Mas agora tudo vai em compasso, espero, a mão espera. Vamos andando ora acelerado, ora mais lentamente, como numa dança, uma coreografia. É um exercício de respiração pela palavra. Escrevo e leio e escrevo. Deixo pra trás, levo adiante.

Tinha perdido esse costume, como se diz. Era apenas digitação, a mão desacostumada a batucar as palavras sozinha, a mão direita sobrecarregada. Dividia tudo entre duas mãos que escrevem, todos os dedos empenhados na tarefa difícil de dizer.

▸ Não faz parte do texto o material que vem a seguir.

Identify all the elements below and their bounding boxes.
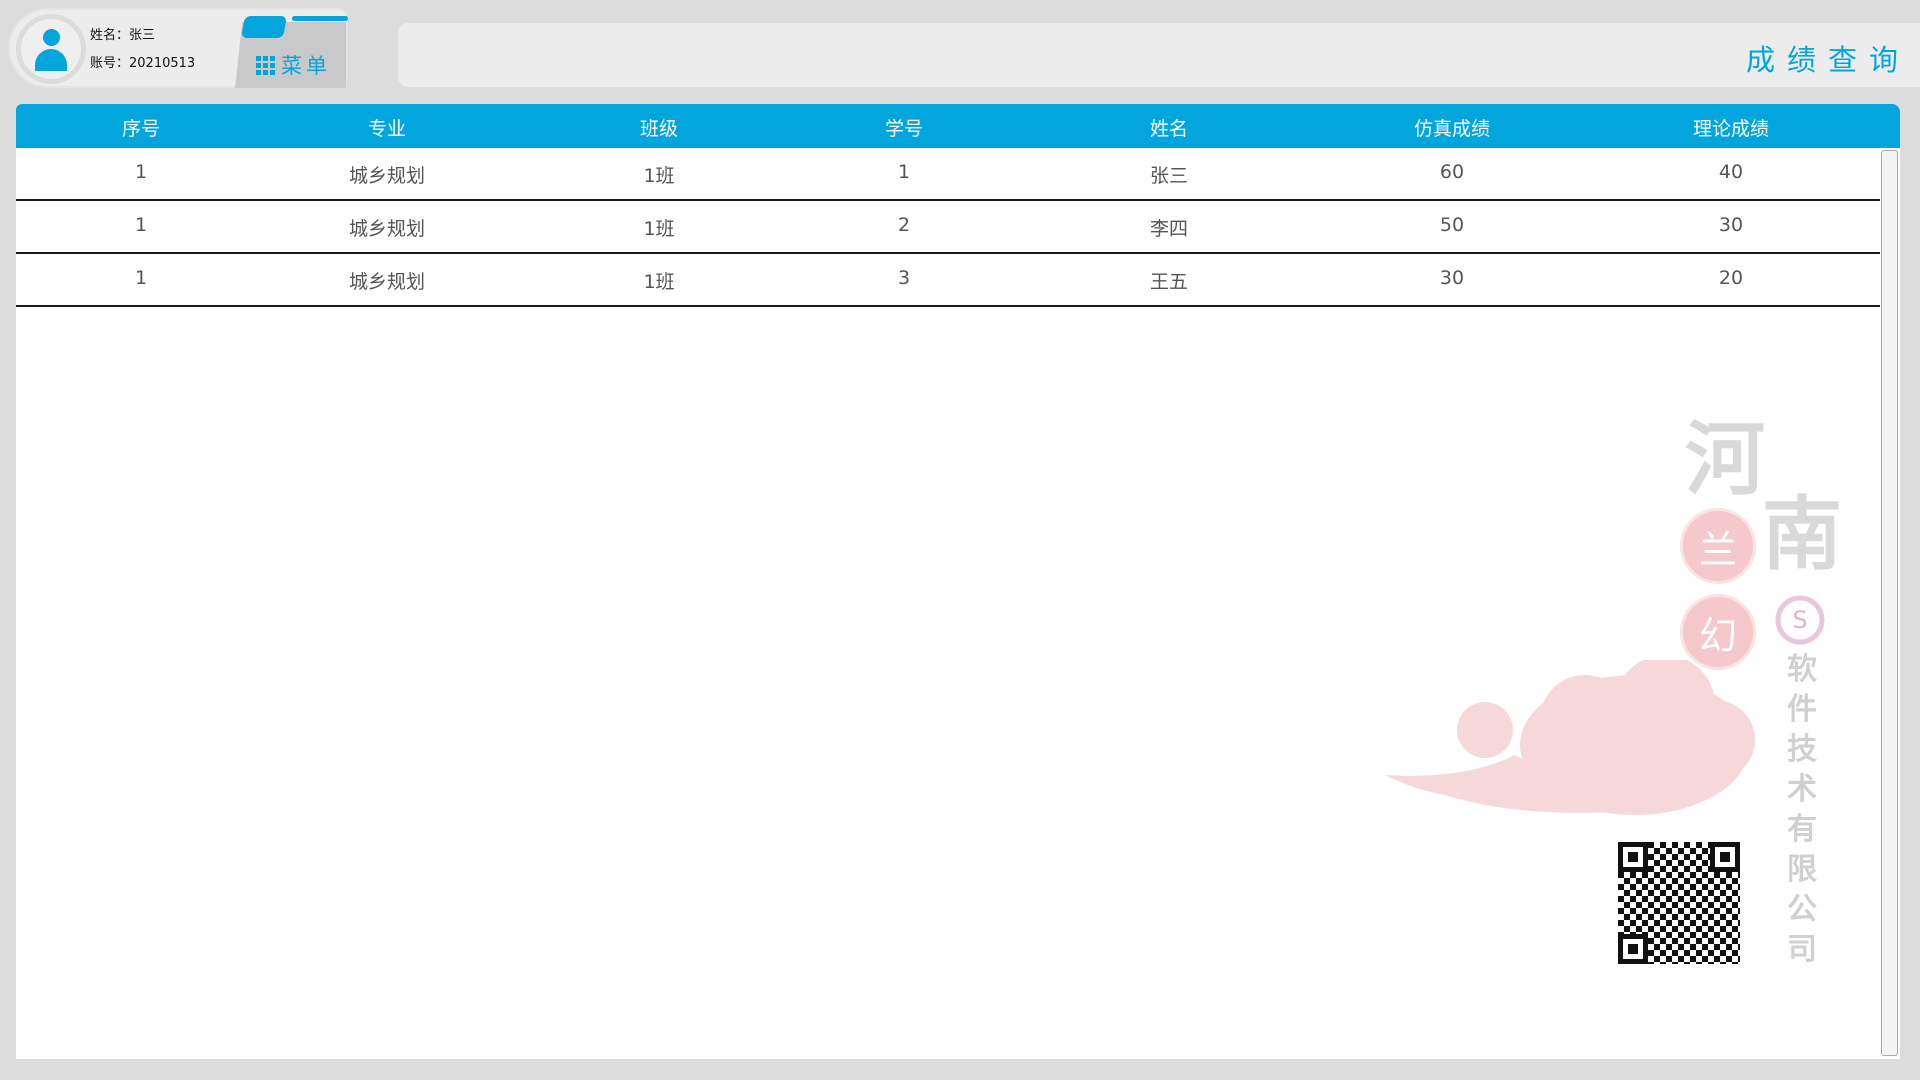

E dizer tem sido cada vez mais custoso, cada vez mais necessário. Dizer com duas mãos, duas línguas, dizer com quatro mãos. Voltar a falar um alfabeto esquecido, dizer em ritmo natural, dizer sem sofrimento. Não porque o eliminamos, mas porque o incluímos como possibilidade. O sofrimento como parte da linguagem. Dizer a duas mãos o remoto, esperar e voltar, dizer em tempos diferentes.

Agora de volta ao modo manual, impondo a mim mesmo um tipo de espera. Espero por mim enquanto escrevo, volto para me alcançar, digo para que corra ou siga em frente ou avance ou recue.

Tudo isso a escrita de uma mão só precipita. Tudo isso o tempo de uma mão instaura. Dizer no papel, em caneta e traço, é reler vagarosamente cada palavra e esperar que seu peso e sentido criem raízes.

Mais do que nunca quero agora as palavras fundas.